You can hang the uniform but, be warned, wire hangers just aren’t the way to go.  We’ve all seen the dents that wire hangers leave on shirt shoulders.  They can also stain fabric if exposed to moisture and cause seams to start to separate.  A cloth-coated, padded hanger will prevent this.  Make sure that the cloth covering on the hanger is colourless so that no dye can seep into the uniform.  You can buy cloth-coated, padded hangers in stores or make them at home. 

Place a protective covering over the hung uniform to reduce damage to the fabric from dust and other dirt.  You can use a breathable cotton storage bag or just an old white cotton sheet.  Use one bag or sheet per uniform because the dye from the fabric from one uniform can seep into the other if exposed to moisture. 

Check it

Once stored in a safe location, check the uniform once a year to keep an eye out for any damage that may have occurred.  Repair any damage promptly.

If you follow these steps, the uniform will have a longer life! 

How the uniform changed: puttees

During the First World War, soldiers of the Regiment wore puttees as part of their uniform.
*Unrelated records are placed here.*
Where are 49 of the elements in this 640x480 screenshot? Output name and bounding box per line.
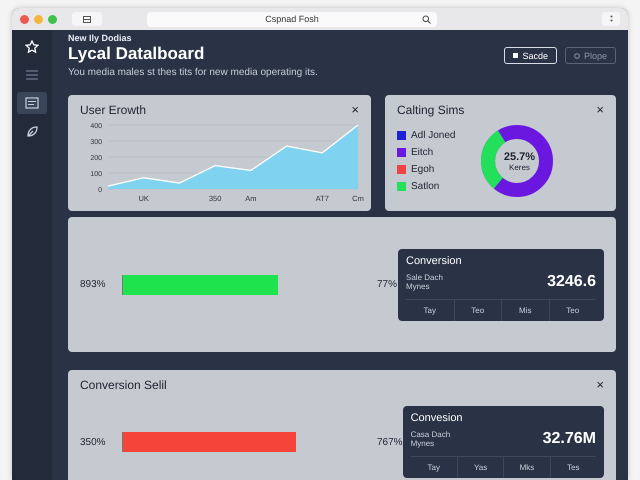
panel-cell: Yas	[456, 457, 504, 478]
sidebar-icon	[83, 16, 91, 22]
address-bar[interactable]: Cspnad Fosh	[147, 12, 437, 26]
more-icon	[610, 15, 612, 23]
panel-cell: Teo	[454, 300, 501, 320]
circle-icon	[574, 52, 580, 58]
legend-label: Egoh	[411, 164, 434, 175]
bar-start-label: 893%	[80, 279, 107, 290]
dashboard-title: Lycal Datalboard	[68, 44, 206, 64]
header-button[interactable]: Sacde	[504, 47, 557, 64]
header-button[interactable]: Plope	[564, 47, 616, 64]
panel-cell: Teo	[548, 300, 596, 320]
donut-center-value: 25.7%	[504, 150, 536, 162]
bar-start-label: 350%	[80, 436, 107, 448]
close-icon[interactable]: ×	[351, 103, 359, 116]
close-icon[interactable]: ×	[596, 378, 604, 391]
panel-label: Casa Dach Mynes	[410, 430, 452, 448]
sidebar-toggle-button[interactable]	[72, 12, 102, 26]
menu-icon	[25, 69, 39, 81]
bar-end-label: 767%	[377, 436, 403, 448]
search-icon	[422, 14, 431, 24]
panel-value: 32.76M	[542, 430, 596, 448]
more-button[interactable]	[602, 12, 620, 26]
bar-end-label: 77%	[377, 279, 398, 290]
panel-cell: Tes	[550, 457, 596, 478]
panel-cell: Mis	[501, 300, 548, 320]
sidebar-item[interactable]	[17, 92, 47, 114]
panel-cell-text: Tay	[426, 462, 441, 474]
square-icon	[513, 53, 518, 58]
panel-value: 3246.6	[547, 272, 596, 290]
close-window-icon[interactable]	[20, 14, 29, 24]
panel-title: Convesion	[410, 412, 464, 424]
legend-label: Satlon	[411, 181, 440, 192]
card-title: Conversion Selil	[80, 378, 167, 392]
legend-label: Eitch	[411, 147, 434, 158]
dashboard-subtitle: You media males st thes tits for new media operating its.	[68, 67, 319, 78]
legend-label: Adl Joned	[411, 130, 456, 141]
header-eyebrow: New Ily Dodias	[68, 33, 133, 43]
panel-cell: Mks	[503, 457, 550, 478]
panel-cell-text: Tay	[422, 304, 437, 317]
card-title: Calting Sims	[397, 103, 464, 117]
star-icon	[25, 40, 39, 54]
card-icon	[25, 97, 39, 109]
leaf-icon	[26, 124, 38, 138]
card-title: User Erowth	[80, 103, 146, 117]
close-icon[interactable]: ×	[596, 103, 604, 116]
donut-center-label: Keres	[508, 162, 531, 172]
panel-title: Conversion	[406, 254, 463, 266]
panel-label: Sale Dach Mynes	[406, 272, 444, 290]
Puttees were narrow strips of khaki-colour fabric wrapped in an over-lapping spiral pattern around the lower leg, above the ankle boots up to below the knee. 
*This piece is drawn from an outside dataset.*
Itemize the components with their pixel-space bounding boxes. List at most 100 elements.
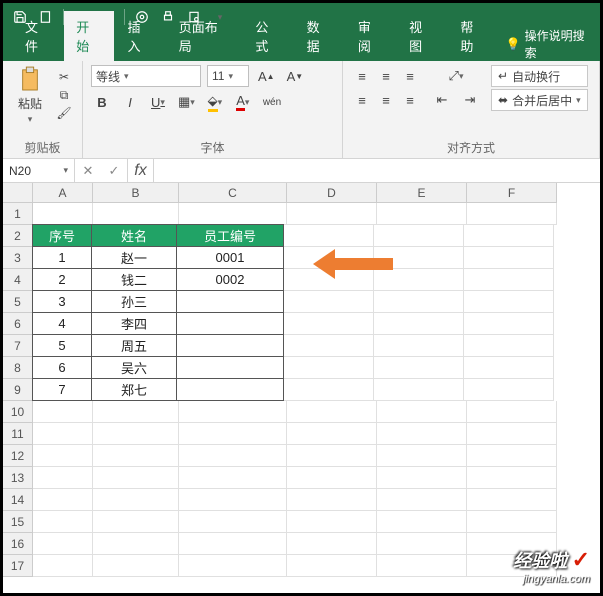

“The puttee was almost like a bandage made of [knitted] wool, and it was wrapped around the leg,” explained Douglas Cordeaux, from Fox Brothers & Co Ltd, from Wellington, in Somerset.

”The beauty of it was that it didn’t need sizes - it would also stop your boot being sucked off in mud,” Mr Cordeaux added.
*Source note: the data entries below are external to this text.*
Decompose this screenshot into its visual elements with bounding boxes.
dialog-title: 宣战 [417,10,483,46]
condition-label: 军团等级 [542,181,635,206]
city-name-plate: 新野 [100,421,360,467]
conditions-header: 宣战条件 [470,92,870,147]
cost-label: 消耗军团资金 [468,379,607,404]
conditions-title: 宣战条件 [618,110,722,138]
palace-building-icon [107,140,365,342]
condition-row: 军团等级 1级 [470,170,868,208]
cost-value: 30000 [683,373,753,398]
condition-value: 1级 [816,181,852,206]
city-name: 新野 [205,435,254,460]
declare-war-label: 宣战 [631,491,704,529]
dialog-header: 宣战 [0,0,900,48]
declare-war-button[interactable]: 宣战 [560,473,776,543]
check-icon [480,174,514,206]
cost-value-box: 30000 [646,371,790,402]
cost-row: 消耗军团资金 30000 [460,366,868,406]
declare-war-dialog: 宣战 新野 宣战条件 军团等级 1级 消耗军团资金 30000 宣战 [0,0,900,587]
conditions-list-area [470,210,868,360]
The firm made an estimated 12m pairs of putties, which unwrapped would have stretched for 41,000 miles (66,000 km) - enough to go around the coastline of the UK twice.
— Excerpt from the BBC (https://www.bbc.com/news/uk-england-25879184)

They were good in some ways

Puttees provided the soldier’s leg support, prevented dirt and insects entering both boots and trousers and provided a measure of protection against the weather and abrasions. When wrapped properly, puttees helped to insulate the leg from cold weather and to reduce injury without restricting movement. In hot weather, the material breathed and could be removed and washed. Importantly, puttees could be used as a dressing or splint, or to provide support to a part of the body.

… and not so good in others

While puttees helped to prevent or at least reduce damage to soldiers’ legs, they could also cause harm. Once they became wet and if worn in cold weather, the puttees could cause frostbite and extreme pain. Also, “tightly wrapped puttees might have encouraged or aggravated trench foot by restricting blood flow to the feet. Trench foot was prevented by keeping boots well-oiled and generously sized, loosening the puttees, rubbing oil into feet and lower legs and wearing clean, dry socks”. (Canadian War Museum Artifact Backgrounder on Puttees)

but they’re Still relevant today

In the Second World War the Regiment’s puttees were replaced largely with canvas web anklets. Puttees are, however, still used today in sport such as hiking, climbing, cross-country skiing and backpacking. Their lightweight, breathable and multi-purpose nature make them practical gear to have to get by with less but still stay safe, healthy and comfortable on the trail.